The deficit figure, as revised, would amount to 11.2 percent of the nation’s economy, the official said. That would be the biggest share since 1945.

“It’s better than we expected but it’s still a huge deficit,” said Stan Collender, a former congressional budget aide who is a partner at Qorvis Communications in Washington.

And from the AP story (By Jim Kuhnhenn and Philip Elliott):

“Whether it’s $1.6 trillion or $1.8 trillion, it’s pretty bad,” said Robert Bixby, executive director of the bipartisan fiscal watchdog The Concord Coalition. “I hope no one tries to spin that as good news.”…

“The deficit is obviously very large and a problem,” said economist Mark Zandi of Moody’s “But it’s not quite as bad as what expectations were a few months ago.”

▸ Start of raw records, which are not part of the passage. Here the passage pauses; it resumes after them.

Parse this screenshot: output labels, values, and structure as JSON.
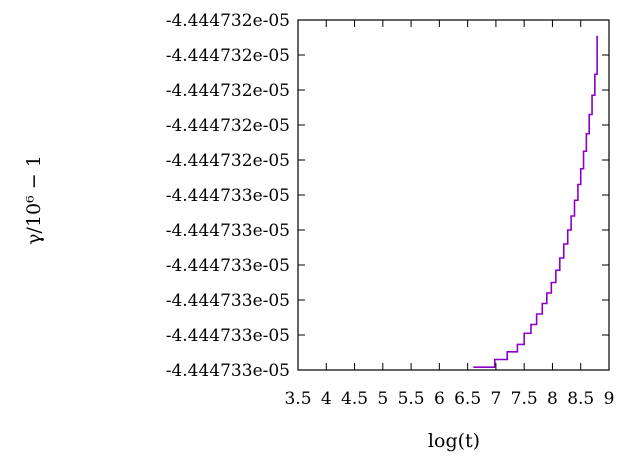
{
  "chart_data": {
    "type": "line",
    "xlabel": "log(t)",
    "ylabel": "γ/10⁶ − 1",
    "xlim": [
      3.5,
      9.0
    ],
    "xticks": [
      "3.5",
      "4",
      "4.5",
      "5",
      "5.5",
      "6",
      "6.5",
      "7",
      "7.5",
      "8",
      "8.5",
      "9"
    ],
    "yticks": [
      "-4.444733e-05",
      "-4.444733e-05",
      "-4.444733e-05",
      "-4.444733e-05",
      "-4.444733e-05",
      "-4.444733e-05",
      "-4.444732e-05",
      "-4.444732e-05",
      "-4.444732e-05",
      "-4.444732e-05",
      "-4.444732e-05"
    ],
    "ylim": [
      0,
      10
    ],
    "y_note": "y values are positions on the tick scale (0 = lowest tick, 10 = highest tick); tick labels are printed identically due to rounding",
    "grid": false,
    "series": [
      {
        "color": "#8b00c8",
        "step": true,
        "x": [
          6.6,
          6.98,
          7.2,
          7.38,
          7.5,
          7.62,
          7.72,
          7.82,
          7.9,
          7.98,
          8.06,
          8.13,
          8.2,
          8.27,
          8.33,
          8.39,
          8.45,
          8.5,
          8.55,
          8.6,
          8.65,
          8.7,
          8.75,
          8.79
        ],
        "y": [
          0.08,
          0.3,
          0.52,
          0.73,
          1.05,
          1.3,
          1.6,
          1.9,
          2.2,
          2.5,
          2.85,
          3.2,
          3.6,
          4.0,
          4.4,
          4.85,
          5.3,
          5.75,
          6.25,
          6.75,
          7.3,
          7.85,
          8.45,
          9.55
        ]
      }
    ]
  }
}
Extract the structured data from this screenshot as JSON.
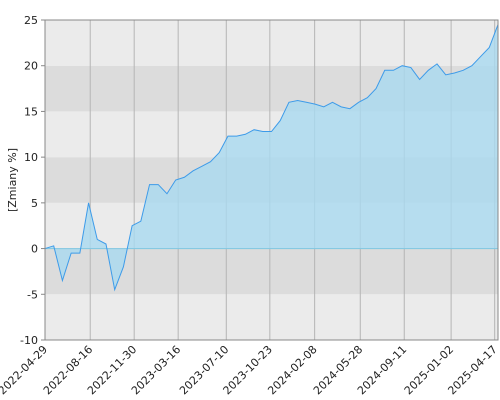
{
  "chart_data": {
    "type": "area",
    "ylabel": "[Zmiany %]",
    "x": [
      "2022-04-29",
      "2022-05-20",
      "2022-06-10",
      "2022-07-01",
      "2022-07-22",
      "2022-08-12",
      "2022-09-02",
      "2022-09-23",
      "2022-10-14",
      "2022-11-04",
      "2022-11-25",
      "2022-12-16",
      "2023-01-06",
      "2023-01-27",
      "2023-02-17",
      "2023-03-10",
      "2023-03-31",
      "2023-04-21",
      "2023-05-12",
      "2023-06-02",
      "2023-06-23",
      "2023-07-14",
      "2023-08-04",
      "2023-08-25",
      "2023-09-15",
      "2023-10-06",
      "2023-10-27",
      "2023-11-17",
      "2023-12-08",
      "2023-12-29",
      "2024-01-19",
      "2024-02-09",
      "2024-03-01",
      "2024-03-22",
      "2024-04-12",
      "2024-05-03",
      "2024-05-24",
      "2024-06-14",
      "2024-07-05",
      "2024-07-26",
      "2024-08-16",
      "2024-09-06",
      "2024-09-27",
      "2024-10-18",
      "2024-11-08",
      "2024-11-29",
      "2024-12-20",
      "2025-01-10",
      "2025-01-31",
      "2025-02-21",
      "2025-03-14",
      "2025-04-04",
      "2025-04-25"
    ],
    "series": [
      {
        "color": "#3d9be9",
        "fill": "#a9d9f0",
        "values": [
          0,
          0.3,
          -3.5,
          -0.5,
          -0.5,
          5,
          1,
          0.5,
          -4.5,
          -2,
          2.5,
          3,
          7,
          7,
          6,
          7.5,
          7.8,
          8.5,
          9,
          9.5,
          10.5,
          12.3,
          12.3,
          12.5,
          13,
          12.8,
          12.8,
          14,
          16,
          16.2,
          16,
          15.8,
          15.5,
          16,
          15.5,
          15.3,
          16,
          16.5,
          17.5,
          19.5,
          19.5,
          20,
          19.8,
          18.5,
          19.5,
          20.2,
          19,
          19.2,
          19.5,
          20,
          21,
          22,
          24.5
        ]
      }
    ],
    "xlim": [
      "2022-04-29",
      "2025-04-25"
    ],
    "xticks": [
      "2022-04-29",
      "2022-08-16",
      "2022-11-30",
      "2023-03-16",
      "2023-07-10",
      "2023-10-23",
      "2024-02-08",
      "2024-05-28",
      "2024-09-11",
      "2025-01-02",
      "2025-04-17"
    ],
    "ylim": [
      -10,
      25
    ],
    "yticks": [
      -10,
      -5,
      0,
      5,
      10,
      15,
      20,
      25
    ],
    "grid": true,
    "band_colors": [
      "#ebebeb",
      "#dcdcdc"
    ]
  }
}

Both articles correctly point out that most of the lower-than-expected deficit is due to a contingency for $250 billion worth of additional financial rescue that had been penciled in by the Administration but was never pursued–not this year at least. In their update, the Administration will reveal that total FY2009 federal spending will turn out to be $345 billion less than they had predicted in May ($3.653 trillion vs. $3.998 trillion). All of the reasons I’ve seen cited for this lower spending have to do with lower-than-expected short-term countercyclical spending–spending on rescues, bailouts, and stimulus–not lower-than-expected spending on our longer-term (ongoing) commitments.

Meanwhile, the Administration will report that total FY2009 federal revenues will turn out to be $83 billion less than what they predicted in May ($2.074 trillion vs. $2.157 trillion). That’s LESS — meaning that the revenue realization is bad news, contributing to a worsening, not improving, deficit outlook. Incidentally, revenues of $2.074 trillion would put them at just around 14 1/2 percent of GDP–the lowest they’ve been since 1950 and perilously close to setting a new post-WWII record low (if they fall below the 1950 level of 14.4 percent). This is more clear evidence that the federal revenue system faces a “crisis” as significant as the crises facing our entitlement programs.

With only shorter-term spending lower than expected, nothing yet accomplished to “bend down the curves” on longer-term spending, and revenues looking increasingly inadequate to fund our short-term and longer-term needs, it’s hard to be optimistic about what the $1.6 trillion (”not-as-bad-as-$1.8-trillion”) deficit really means. What will be an important indicator of how the fiscal outlook has changed since May is what the Administration will show on Tuesday about the deficits in 2012 and 2013–well past the current recession. Are revenues expected to be (more) sufficient by then, once the economy is growing strongly again? Will the “recovery” spending have gone away by then, once the economy has “recovered” and it’s no longer needed? Or we still have a version of “Cash for Clunkers” (or its latest equivalent) going on? And will we still not have passed a form of health care reform that makes the hard choices necessary to really effectively “bend the health cost curve” down? Standards (and the world) have surely changed when we fiscal hawks can “hope” that the previously-projected annual deficits of “only” half a trillion dollars by 2012-2015 (and only worsening after that) will come true.

Those are some of the reasons why I wouldn’t be surprised if the Administration says on Tuesday that their new projection for next year’s (fiscal year 2010) budget deficit is now worse than they previously thought–that it will turn out to be larger than $1.258 trillion (or 8.5 percent of GDP). That’s why I worry that today’s “good news” on the deficit just borrows from what would have been better news about future deficits. I worry this is just a case of “premature celebration.” If anyone is really such an optimist that they’re actually celebrating about this, I mean.